Sometimes in the same day, Jung would film both the young and older Mary, switching from teenager to a woman in her late 40s, switching from the happiness of youth and new life to the sorrows of watching her son suffer at the hand of His captors.

“Losing her son, loving her son, having faith, trusting... I was interested in these inner conflicts,” she said. “It’s a beautiful role. It’s a big challenge. I was a bit afraid and I had a lot of respect, but it’s still beautiful to do it.”

To differentiate between theyounger and older Mary,  Jung says she changed her way of moving, drawing from an internal calmness. She drew from “the deep love of a mother” for her own son and from her experiences seeing her own father and grandmother interact.

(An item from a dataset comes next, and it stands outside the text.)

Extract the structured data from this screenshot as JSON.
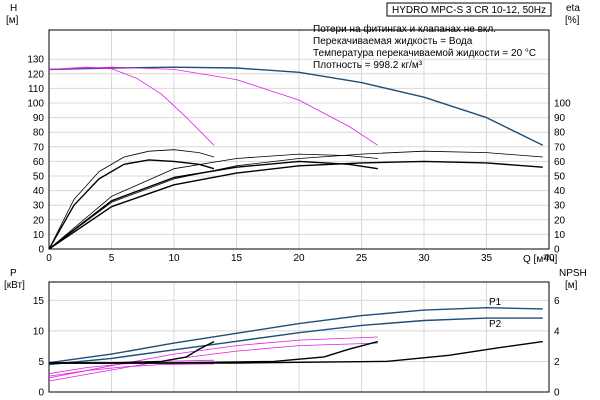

“You just have to find little things inside yourself which could link to the character you’re playing... Falling in love or being pregnant, giving birth. I did all of this,” said Jung. “It’s a mixture of what I can find inside myself and what the screenplay has given to me.”

The screenplay has also given her an opportunity to emphasize Mary as wife to Joseph, Jesus’ earthly father.

“There’s real love between Joseph and Mary; she’s not just a mother, (but) as well a woman,” Jung said.

The film “was a beautiful chance to think about Mary and think about religion.”

When she’s not acting, Jung promotes her charity, Pen Paper Peace (, which aims through education to improve the lives of Haitian children living in poverty. After visiting Haiti in 2008, and witnessing their poverty first hand, she felt compelled to act.

“By law, children have to go to school in Haiti,” she said, but many can’t because their families live on a $1 a day.

“Our idea is that education is the key for a better future for them and for their country, and so we paid the teachers fees and the books and the daily meal and the doctors’ visits to the schools, two schools, 500 pupils,” she said.

Then the earthquake in 2010 completely destroyed one of the two schools supported by the charity. What was left of the second school became flooded, said Jung.

Almost four years later, and after carrying on their education in cramped, dark rooms, the children are now educated in two new schools.

“With pen and paper you can create peace,” said Jung.